Goldman Sachs keeps popping up in the news after Donald Trump's presidential win restarted an age-old tradition of presidents naming Goldmanites to top spots in their administration, an article in Bloomberg by Dakin Campbell stated.
From the article:
After eight years as the face of Wall Street greed and the target of public scorn, the bankers at Goldman Sachs can be cheerful again.
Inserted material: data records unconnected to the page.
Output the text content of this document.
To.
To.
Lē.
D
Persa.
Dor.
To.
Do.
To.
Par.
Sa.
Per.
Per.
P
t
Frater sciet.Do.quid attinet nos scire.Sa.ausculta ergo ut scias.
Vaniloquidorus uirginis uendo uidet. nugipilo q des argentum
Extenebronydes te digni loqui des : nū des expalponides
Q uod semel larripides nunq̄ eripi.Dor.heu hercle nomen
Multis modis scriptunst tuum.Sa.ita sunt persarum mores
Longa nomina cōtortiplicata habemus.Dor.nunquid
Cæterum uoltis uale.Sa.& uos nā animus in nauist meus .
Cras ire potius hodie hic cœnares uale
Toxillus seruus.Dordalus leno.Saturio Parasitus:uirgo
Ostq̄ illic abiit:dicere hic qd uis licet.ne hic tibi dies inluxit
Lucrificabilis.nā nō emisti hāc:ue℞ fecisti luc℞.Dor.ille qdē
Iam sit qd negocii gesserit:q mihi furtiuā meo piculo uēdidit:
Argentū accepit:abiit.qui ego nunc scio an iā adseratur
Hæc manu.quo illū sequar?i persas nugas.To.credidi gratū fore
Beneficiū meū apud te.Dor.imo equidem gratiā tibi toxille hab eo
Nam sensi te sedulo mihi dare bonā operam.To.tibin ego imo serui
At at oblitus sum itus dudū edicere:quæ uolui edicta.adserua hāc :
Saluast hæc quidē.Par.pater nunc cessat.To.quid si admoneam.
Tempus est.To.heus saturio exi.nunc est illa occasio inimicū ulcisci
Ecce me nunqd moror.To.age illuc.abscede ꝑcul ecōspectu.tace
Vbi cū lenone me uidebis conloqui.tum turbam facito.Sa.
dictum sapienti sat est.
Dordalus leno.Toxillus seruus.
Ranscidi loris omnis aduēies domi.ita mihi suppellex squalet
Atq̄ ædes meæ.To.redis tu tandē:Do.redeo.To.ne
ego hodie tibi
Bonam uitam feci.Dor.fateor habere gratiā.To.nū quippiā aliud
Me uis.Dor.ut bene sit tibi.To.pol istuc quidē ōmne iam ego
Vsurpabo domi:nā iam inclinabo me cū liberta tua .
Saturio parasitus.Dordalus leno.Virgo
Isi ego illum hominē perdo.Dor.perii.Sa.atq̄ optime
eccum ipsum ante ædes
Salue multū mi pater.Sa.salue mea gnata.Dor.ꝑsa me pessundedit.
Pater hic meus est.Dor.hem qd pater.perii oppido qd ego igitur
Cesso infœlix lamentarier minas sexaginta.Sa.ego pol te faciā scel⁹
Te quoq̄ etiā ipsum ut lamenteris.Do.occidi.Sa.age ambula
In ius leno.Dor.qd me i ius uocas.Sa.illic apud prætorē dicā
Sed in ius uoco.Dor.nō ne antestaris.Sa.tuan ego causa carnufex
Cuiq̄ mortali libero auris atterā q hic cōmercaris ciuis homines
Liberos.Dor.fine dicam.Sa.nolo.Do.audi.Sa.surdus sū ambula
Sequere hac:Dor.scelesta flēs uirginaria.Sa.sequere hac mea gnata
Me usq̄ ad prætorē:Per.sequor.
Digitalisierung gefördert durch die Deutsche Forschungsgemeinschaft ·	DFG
Not only has Trump’s election stoked hopes for looser regulatory policies that will make it easier for banks to take bigger risks and book fatter profits, but Goldman also appears to have regained its place at the nexus between Wall Street and Washington.
Goldman Sachs quickly turned into a goldmine for the future Trump administration team, most recently with the bank’s No. 2 executive Gary Cohn announcing he is leaving to join the Trump administration as its chief economic advisor.
And in addition to Cohn, Trump announced at the end of November that he selected Steve Mnuchin, a former executive at Goldman Sachs and former chairman of OneWest Bank to lead the Department of the Treasury.
The Bloomberg article continued:
“They outlasted the criticism,” says Charles Geisst, a Wall Street historian and author of books about the industry. Mark Williams, a lecturer at Boston University and the author of a book about Lehman Brothers’ collapse, puts it more bluntly: “Although politicians love to publicly decry Goldman Sachs, in times of need they run to the firm for capital-markets expertise and to fill key cabinet seats.” Trump is no exception.